B) Plaintiffs’ 1*2 TJ.S.C. § 2000a Claims-Discrimination and Retaliation
For the same reasons that the plaintiffs can not prevail on their § 1981 claims, they can not do so under § 2000a.
III. CONCLUSION
For the reasons stated above, the judgment of the district court granting summary judgment for the defendants is affirmed.
Notes
. Where it is undisputed that the restaurant help was stretched to its limits, the fact that plaintiffs were not seated at open tables in the smoking section is also not a fact supporting an inference of race discrimination.
. Even if we were inclined to employ the markedly hostile standard, the conduct alleged does not meet that standard.
.Further, judged against the Callwood standard, Adams and Paninski’s conduct is not indicative of marked hostility. No evidence was offered that it was common for security officers to break up large fights outside of the restaurant or that such conduct is standard business practice.
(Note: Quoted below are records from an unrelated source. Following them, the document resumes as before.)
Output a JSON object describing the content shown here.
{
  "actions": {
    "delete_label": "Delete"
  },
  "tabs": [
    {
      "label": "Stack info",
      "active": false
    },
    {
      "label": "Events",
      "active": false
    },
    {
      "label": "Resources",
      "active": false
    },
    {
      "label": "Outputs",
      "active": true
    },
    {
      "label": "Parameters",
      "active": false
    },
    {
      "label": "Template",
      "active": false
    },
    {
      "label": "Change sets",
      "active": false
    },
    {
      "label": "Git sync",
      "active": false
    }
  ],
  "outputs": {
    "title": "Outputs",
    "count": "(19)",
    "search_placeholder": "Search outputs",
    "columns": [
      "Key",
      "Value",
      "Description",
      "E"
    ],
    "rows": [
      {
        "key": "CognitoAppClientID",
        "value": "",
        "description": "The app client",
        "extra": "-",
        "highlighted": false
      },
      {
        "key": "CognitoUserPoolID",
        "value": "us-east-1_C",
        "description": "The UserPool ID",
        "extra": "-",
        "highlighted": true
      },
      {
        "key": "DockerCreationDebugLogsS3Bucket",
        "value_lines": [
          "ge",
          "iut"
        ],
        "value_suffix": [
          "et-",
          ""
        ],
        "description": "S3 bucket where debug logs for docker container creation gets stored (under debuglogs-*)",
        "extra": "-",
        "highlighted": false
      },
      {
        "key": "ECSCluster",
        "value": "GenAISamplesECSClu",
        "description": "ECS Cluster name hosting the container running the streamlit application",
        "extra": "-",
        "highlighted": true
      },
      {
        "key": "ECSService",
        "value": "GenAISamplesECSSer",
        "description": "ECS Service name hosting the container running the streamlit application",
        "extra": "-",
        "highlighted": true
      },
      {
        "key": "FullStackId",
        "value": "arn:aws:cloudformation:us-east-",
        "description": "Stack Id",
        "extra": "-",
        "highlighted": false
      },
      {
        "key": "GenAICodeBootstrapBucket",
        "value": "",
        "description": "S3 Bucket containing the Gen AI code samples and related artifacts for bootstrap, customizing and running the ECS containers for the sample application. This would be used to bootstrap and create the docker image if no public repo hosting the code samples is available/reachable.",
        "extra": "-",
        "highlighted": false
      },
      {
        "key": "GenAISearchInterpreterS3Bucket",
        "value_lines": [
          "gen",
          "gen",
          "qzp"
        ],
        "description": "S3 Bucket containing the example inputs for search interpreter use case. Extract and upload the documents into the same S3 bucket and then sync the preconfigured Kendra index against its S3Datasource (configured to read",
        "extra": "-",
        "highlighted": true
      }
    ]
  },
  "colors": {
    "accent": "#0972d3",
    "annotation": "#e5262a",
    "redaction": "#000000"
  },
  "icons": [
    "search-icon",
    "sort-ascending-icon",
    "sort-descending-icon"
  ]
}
. Indeed, to the extent that there is any direct evidence of the state of mind of the Denny's employees, it is to the contrary. When Ms. Chiu accused Milissia Kirts of discrimination, her exasperated retort was “Don’t even go there.” Although plaintiffs claim that this response was evidence of hostility, it could easily be viewed as an expression of righteous indignation at even being accused of having such intent, made credible by its very spontaneity. Although the ultimate relevance of this comment would be for a jury to decide, it surely provides no evidence of discriminatory intent.
. Paragraphs 60, 107, and 111 of the second amended complaint, which are incorporated by reference into the Second Cause of Action for violations of Title 42 ll.S.C. § 1981, clearly lay out the factual basis for the retaliation claim. Under Fed.R.Civ.P. 8, plaintiffs have properly pled a § 1981 retaliation claim.
. Because we find that the plaintiffs can not make out a retaliation claim, we need not reach the question of whether plaintiffs' § 2000a claims against NDI are moot.